Le sentiment d'injustice est démesuré.

Le dimanche 8 décembre, vers 11: 45, la vie de ma mère a été fauchée par un irresponsable - on pourrait dire un criminel - qui a traversé à très haute vitesse une lumière rouge sur Jean-Talon, coin Canora.

Une vieille dame qui rentrait tranquillement chez elle, ayant fait quelques courses, possédant tous ses moyens intellectuels et physiques, autonome, vivant seule dans son demi-détaché de Mont-Royal, a eu la vie arrachée.

La force de l'impact a été terrible. Le fautif devait rouler à une vitesse vertigineuse en plus de traverser le carrefour sur un feu rouge avancé. Ma mère coulait des jours paisibles, recevant des visites régulières de ses deux fils, sans parler de ses petits enfants, de ses belles-filles et amis. Elle avait une vie sociale bien chargée, jouait au grass bowling, faisait partie d'un club de lecture, se livrait à des activités physiques adaptées à son âge, et j'en passe. Elle avait fait deux voyages en Europe dans la même année (Espagne et Grèce) il y a deux ans.

Cette mort inutile, insensée, stupide, aberrante, absurde, gratuite, illogique, inadmissible, saugrenue, sotte, n'est ni la première ni la dernière du genre dans notre société dite civilisée.

Par son geste, ce jeune de 21 ans a arraché la vie à un être humain, non sans avoir infligé des polytraumatismes inimaginables. Ma mère s'est battue pendant près de neuf heures au Sacré-Coeur avant que l'équipe médicale ne réalise que c'était peine perdue.

Une perte énorme

La perte de l'être cher n'a pas de prix. Je me demande si ce jeune homme réalise qu'il a tué une personne. Je me demande s'il réalise la souffrance mentale qu'il a infligée aux enfants de la dame et au reste de sa famille, sans parler du coût énorme aux fonds publics (premiers secours, traumatologie). Les enfants de la victime innocente vont devoir composer avec cette tragédie pour le reste de leurs jours.
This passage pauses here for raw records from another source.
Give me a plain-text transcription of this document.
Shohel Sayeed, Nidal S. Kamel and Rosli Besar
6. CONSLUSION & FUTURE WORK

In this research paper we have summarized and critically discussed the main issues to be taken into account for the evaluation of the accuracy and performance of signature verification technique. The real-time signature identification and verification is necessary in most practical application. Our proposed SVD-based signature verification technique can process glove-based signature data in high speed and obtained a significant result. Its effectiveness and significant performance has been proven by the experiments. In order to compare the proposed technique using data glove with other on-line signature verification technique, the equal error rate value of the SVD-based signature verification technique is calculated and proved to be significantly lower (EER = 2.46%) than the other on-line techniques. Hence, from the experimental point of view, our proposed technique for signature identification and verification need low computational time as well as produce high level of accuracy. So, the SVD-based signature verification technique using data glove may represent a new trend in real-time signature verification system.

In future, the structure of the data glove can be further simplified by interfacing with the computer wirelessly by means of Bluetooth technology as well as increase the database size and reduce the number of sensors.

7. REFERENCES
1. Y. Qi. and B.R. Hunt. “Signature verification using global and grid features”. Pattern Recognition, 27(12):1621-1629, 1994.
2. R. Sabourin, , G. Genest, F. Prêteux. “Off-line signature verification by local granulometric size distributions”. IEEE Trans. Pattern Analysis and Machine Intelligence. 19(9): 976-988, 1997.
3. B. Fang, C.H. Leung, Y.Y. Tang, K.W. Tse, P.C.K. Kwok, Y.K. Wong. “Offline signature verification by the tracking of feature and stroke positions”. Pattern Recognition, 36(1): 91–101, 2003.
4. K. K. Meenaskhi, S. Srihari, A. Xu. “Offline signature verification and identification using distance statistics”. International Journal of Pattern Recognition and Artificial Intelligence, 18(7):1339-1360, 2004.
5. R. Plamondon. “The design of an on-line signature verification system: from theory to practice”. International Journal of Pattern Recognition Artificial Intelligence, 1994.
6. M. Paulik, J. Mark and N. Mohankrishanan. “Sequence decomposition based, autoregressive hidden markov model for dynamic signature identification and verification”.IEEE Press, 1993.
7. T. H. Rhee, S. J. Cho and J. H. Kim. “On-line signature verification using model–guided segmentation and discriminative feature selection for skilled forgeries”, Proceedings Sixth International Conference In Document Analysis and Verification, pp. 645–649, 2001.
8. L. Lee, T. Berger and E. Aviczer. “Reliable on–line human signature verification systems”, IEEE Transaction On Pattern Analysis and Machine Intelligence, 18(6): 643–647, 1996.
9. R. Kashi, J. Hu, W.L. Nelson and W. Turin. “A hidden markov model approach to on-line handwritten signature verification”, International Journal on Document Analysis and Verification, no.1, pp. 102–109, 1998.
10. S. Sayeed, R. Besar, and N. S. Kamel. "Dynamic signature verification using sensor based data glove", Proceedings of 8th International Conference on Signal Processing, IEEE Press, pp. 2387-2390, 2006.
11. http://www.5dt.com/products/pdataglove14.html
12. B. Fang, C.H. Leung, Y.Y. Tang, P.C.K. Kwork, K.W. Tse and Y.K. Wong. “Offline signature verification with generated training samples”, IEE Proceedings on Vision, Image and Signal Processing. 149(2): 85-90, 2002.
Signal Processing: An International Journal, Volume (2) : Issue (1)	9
Étant donné que certains de nos concitoyens ont des comportements carrément criminels, on devrait envisager d'équiper les véhicules et les routes de systèmes infaillibles pour protéger la vie. La route a fait 2227 victimes en 2010 au Canada (plus de six victimes par jour, tous les jours, sans exception). Au niveau planétaire, la route tue plus d'un million deux cent mille personnes par année. L'hypertension, la malaria, le cancer de l'estomac, le cancer du foie, du côlon, du sein, du pancréas, la leucémie, font moins de victimes que la route.

La technologie existe. En F1, les voitures ralentissent à la vitesse maximale permise dans les puits grâce à un système électronique. Certains constructeurs équipent les véhicules de détecteurs de pluie qui enclenchent les essuie-glaces automatiquement.

Les sommes englouties dans les tragédies routières pourraient plutôt servir à équiper les véhicules routiers et les routes de systèmes obligatoires de sécurité et de protection qui empêchent par exemple une voiture de rouler 10% plus vite que la vitesse maximale et qui coupent automatiquement la traction et appliquent les freins lorsque la combinaison de vitesse, de distance à un carrefour, de séquence des feux de circulation, est telle qu'elle franchirait le carrefour sur un feu rouge.

En ce qui me concerne, en ce qui concerne mon frère, mon oncle, nos enfants, nos épouses, le mal est fait. Ce jeune homme a fauché la vie de ma mère. Il a provoqué des souffrances physiques importantes et la mort. Il nous a plongés dans le deuil et la douleur mentale. Pour le reste de nos jours, nous garderons la mémoire d'une injustice inimaginable.